So I’m at the local bookstore today, walking past the comics (which I haven’t been into for a while) and I decide to look at a few, one of them Iron Man Extremis. As I’m flipping through the pages, admiring the artwork, the creativity, the thought pops into my mind that however nasty the bad guy is, Iron Man is not going to kill him, and then on the next page Iron Man blows the bad guy’s head clean off his shoulders.
This was different, and interesting. Batman would never do such a thing, ever, and here Tony goes and takes the guy out fast and clean like we always wanted them to. So when did Iron Man start killing people? Is this the way he rolls now? Or is it exclusive to the marvel knights category?
I don’t follow the comic, but in the first movie, he straight up kills dudes left and right.
Actually, it’s kind of funny. When the first X-Men movie came out, and kicked off the current wave of superhero films, they went to some lengths to avoid having the X-Men kill anyone. In the second X-Men film, Wolverine stabs a bunch of dudes - but I recall an interview with the director, where he insisted that he’d just wounded them, not actually killed anyone. When the first Iron Man movie comes out, Iron Man is hosing down terrorists with napalm by the end of Act I.
Odd how standards have changed for these films in a relatively short period.
A LOT of action movies are like that these days it seems. Drones have replaced jets so there’s no guilt over shooting them down. Even Inception had to include the line about how they’re not killing anyone, just manifestations of a subconscious.
That’s stupid (what the director said). When the soldiers broke into the compound Wolverine stabbed one of them, with both claws, through the fucking chest up against a wall. How can one just be wounded from that?
There’s one notable scene where terrorists have taken civilians hostage, and Iron Man is apparently frozen in indecision, but then we switch to Tony’s HUD view, and he’s not frozen, he’s busy painting crosshairs on the heads of all the terrorists. And then a little doohickey pops up from his shoulder and shoots them all, leaving the hostages untouched.
And after that, he takes the leader of the terrorists and throws him to the mob of villagers he’d just been terrorizing, with the pretty clear implication that they’re going to tear him apart with their bare hands.
How right you are. When I was in the US Army and trained with an M-16 we were told it was designed to mortally wound. So if hit you’d die, but your buddy would think he could get you to a medic in time, drag you away, thus taking TWO people out of a fight.
Not *every *superhero mind you – there’s quite a few that refuse to kill under any circumstances – but others have killed a bad guy to save innocents, or accidentally killed a supervillain, or kill baddies who get in their way (this last is the philosophy Wolverine subscribes to). There’s even been a couple of cases of ‘suicide by superhero’.

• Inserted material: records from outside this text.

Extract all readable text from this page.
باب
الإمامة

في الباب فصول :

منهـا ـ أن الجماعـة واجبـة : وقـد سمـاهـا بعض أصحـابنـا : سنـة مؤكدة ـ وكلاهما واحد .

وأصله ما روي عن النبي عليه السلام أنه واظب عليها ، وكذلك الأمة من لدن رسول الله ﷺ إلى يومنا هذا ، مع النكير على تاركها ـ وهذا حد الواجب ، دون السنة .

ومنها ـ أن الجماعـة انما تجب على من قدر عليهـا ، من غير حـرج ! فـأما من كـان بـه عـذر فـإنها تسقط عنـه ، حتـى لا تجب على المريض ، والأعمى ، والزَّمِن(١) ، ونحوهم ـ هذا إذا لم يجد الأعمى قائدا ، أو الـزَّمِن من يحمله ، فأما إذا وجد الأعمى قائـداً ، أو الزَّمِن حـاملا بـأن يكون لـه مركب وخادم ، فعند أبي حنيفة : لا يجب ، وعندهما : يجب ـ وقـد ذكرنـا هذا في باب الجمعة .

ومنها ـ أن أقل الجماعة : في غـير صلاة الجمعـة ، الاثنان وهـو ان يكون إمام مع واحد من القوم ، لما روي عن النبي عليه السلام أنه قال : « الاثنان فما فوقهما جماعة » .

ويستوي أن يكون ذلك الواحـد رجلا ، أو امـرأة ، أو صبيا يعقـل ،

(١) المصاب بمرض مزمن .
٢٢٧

Tony Stark hasn’t personally killed as many people as Wolverine or the Punisher, but he’s killed a few. If you don’t count the deaths directly or indirectly caused by his weapons dealing over the years, his body count comprises at least:
Malin (Extremis)
Titanium Man II (Armor Wars)
An unknown number of mooks (in Tony’s origin story)
M.O.D.O.G (Invincible Iron Man)
There were also Marilla and Rita DeMara during The Crossing storyline, which I don’t count because Tony was brainwashed at the time. When his armor became sentient it killed Blacklash while Tony was trapped inside the armor. You could argue by creating Clor (the clone Thor), he indirectly murdered poor Bill Foster.
Yeah, it was not a convincing argument. I don’t think the director intended it to be, either. I got the impression that it was the official line for the moral guardians out there, with the understanding that the actual fans would recognize bullshit for what it was.
Tony Stark, as a former SHIELD director and US Secretary of Defense, certainly has the Marvel U. equivalent of a license to kill. He has to explain it in detail to the authorities, but there’s an assumption that he knows the legal and moral issues involved.